A friend once told me that the most intimate thing you can share with someone is silence.
Go on a first date or to a cocktail party and this truth becomes obvious.
When meeting someone for the first time, we fill the air with words. Small talk erupts unceasingly, each participant unwilling to let in the intimacy and discomfort of silence. We typically continue this battle with silence through many subsequent meetings with friends or lovers. Then gradually, our insistence on chatter and the terror of awkwardness begins to subside. Brief moments of silence start to emerge, which eventually evolve into minutes, and then maybe, maybe even hours.
Perhaps the classic tale of the old married couple sitting silently over bowls of spaghetti at a restaurant has forever been misinterpreted. Perhaps instead of a tragic story, it is a hopeful one. Perhaps it isn’t the mark of two people who have grown bored of each other. Perhaps instead, it is two people who have become so at ease in each other’s presence that they can exist silently across a table, unencumbered by the necessity of conversation.
This is not to say that conversation is a negative aspect of relationships. Conversation is clearly necessary and fruitful. It is a central component of all relationships—familial, friendly, or romantic. Yet, possibly, the most intimate act of all is the absence of conversation.

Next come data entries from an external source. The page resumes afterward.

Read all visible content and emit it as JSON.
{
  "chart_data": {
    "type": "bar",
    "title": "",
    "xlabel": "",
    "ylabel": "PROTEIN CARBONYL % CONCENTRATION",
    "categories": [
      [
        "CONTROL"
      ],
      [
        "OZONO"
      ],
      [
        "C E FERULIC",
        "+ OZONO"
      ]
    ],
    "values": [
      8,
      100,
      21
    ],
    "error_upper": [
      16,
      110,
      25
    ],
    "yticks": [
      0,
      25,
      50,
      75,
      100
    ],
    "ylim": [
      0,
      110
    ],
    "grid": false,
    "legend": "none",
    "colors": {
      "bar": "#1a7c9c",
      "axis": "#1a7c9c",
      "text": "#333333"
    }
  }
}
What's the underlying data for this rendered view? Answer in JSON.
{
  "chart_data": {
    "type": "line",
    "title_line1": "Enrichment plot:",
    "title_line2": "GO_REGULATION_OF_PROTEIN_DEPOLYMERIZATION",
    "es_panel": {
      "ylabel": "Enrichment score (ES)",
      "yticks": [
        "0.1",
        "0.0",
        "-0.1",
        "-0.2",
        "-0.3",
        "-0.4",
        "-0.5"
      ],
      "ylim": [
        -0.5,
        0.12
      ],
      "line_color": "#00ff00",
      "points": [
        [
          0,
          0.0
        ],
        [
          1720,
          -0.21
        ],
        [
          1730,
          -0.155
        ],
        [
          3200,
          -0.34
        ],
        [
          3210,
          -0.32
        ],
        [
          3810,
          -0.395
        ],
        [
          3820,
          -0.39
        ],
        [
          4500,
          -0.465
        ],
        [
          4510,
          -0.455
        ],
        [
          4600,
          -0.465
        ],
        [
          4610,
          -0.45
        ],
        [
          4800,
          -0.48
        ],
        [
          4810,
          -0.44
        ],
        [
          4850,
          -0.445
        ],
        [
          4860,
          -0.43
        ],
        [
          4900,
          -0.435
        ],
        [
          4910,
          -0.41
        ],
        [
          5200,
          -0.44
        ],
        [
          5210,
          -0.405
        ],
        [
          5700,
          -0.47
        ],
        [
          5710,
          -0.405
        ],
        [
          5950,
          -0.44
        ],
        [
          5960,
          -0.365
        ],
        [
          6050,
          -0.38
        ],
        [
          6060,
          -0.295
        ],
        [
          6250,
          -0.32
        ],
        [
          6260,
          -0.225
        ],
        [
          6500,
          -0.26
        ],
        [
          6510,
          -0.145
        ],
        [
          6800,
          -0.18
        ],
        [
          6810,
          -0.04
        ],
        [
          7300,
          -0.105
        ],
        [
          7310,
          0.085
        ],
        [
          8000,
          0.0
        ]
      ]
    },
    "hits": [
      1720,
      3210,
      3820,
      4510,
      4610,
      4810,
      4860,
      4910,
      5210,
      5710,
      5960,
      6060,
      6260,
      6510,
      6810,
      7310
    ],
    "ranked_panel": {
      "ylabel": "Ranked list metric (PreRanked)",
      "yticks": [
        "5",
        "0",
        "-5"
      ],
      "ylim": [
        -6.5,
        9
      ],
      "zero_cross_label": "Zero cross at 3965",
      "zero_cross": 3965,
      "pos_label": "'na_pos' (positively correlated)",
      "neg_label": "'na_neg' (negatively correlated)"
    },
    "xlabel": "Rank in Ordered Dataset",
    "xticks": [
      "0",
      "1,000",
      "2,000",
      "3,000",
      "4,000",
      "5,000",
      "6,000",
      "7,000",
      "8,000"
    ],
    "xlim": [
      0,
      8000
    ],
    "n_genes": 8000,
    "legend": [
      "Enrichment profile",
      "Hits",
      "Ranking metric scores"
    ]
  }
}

Our minds operate much like two people on a first date or at a cocktail party. The uncertainty of what will happen if silence occurs keeps our brain in constant chatter mode. Just like an acquaintance at a party, our mind gossips or talks about the weather. It tells us about what it’s feeling that day or what it thinks about its coworkers. It rants about the political climate or the sports game it saw last night.
The mind is the world’s best small-talker.
Our mind’s enthusiasm comes to great use much of the time. Even so, becoming comfortable with ourselves might involve similar processes to feeling at ease with others. The brain keeps the chatter going to avoid the discomfort of sitting silently with ourselves. When we feel uncomfortable or scared of what our minds contain, we allow them to rant. We let them provide nonstop commentary on our lives. Only when we release ourselves from the ongoing dialogue of the ego can we see ourselves as we are.
The practice of meditation offers up the possibility of silence.
This silence at first can be torturous. The mind delights in resisting silence by leaping in with insights or complaints. Yet, meditation asks us to return. It asks us to come back to the practice. It asks that we let go of the idea that silence is inevitably painful. At other times it asks us to accept this pain. To accept the awkwardness. To accept the silence in all its intimacy.
Meditation is the process of becoming more intimate with ourselves. We learn to sit with ourselves without the trappings of words, ideas, expectations, or opinions. We come face-to-face with our pure, unadulterated selves. With practice, we find moments of silence, then minutes, then maybe even hours. We no longer require ourselves to fill the silence with small talk.
We practice meditation until one day, we find ourselves sitting across from our minds, sharing in the intimacy of silence as we lean over bowls of spaghetti and sip from glasses of wine.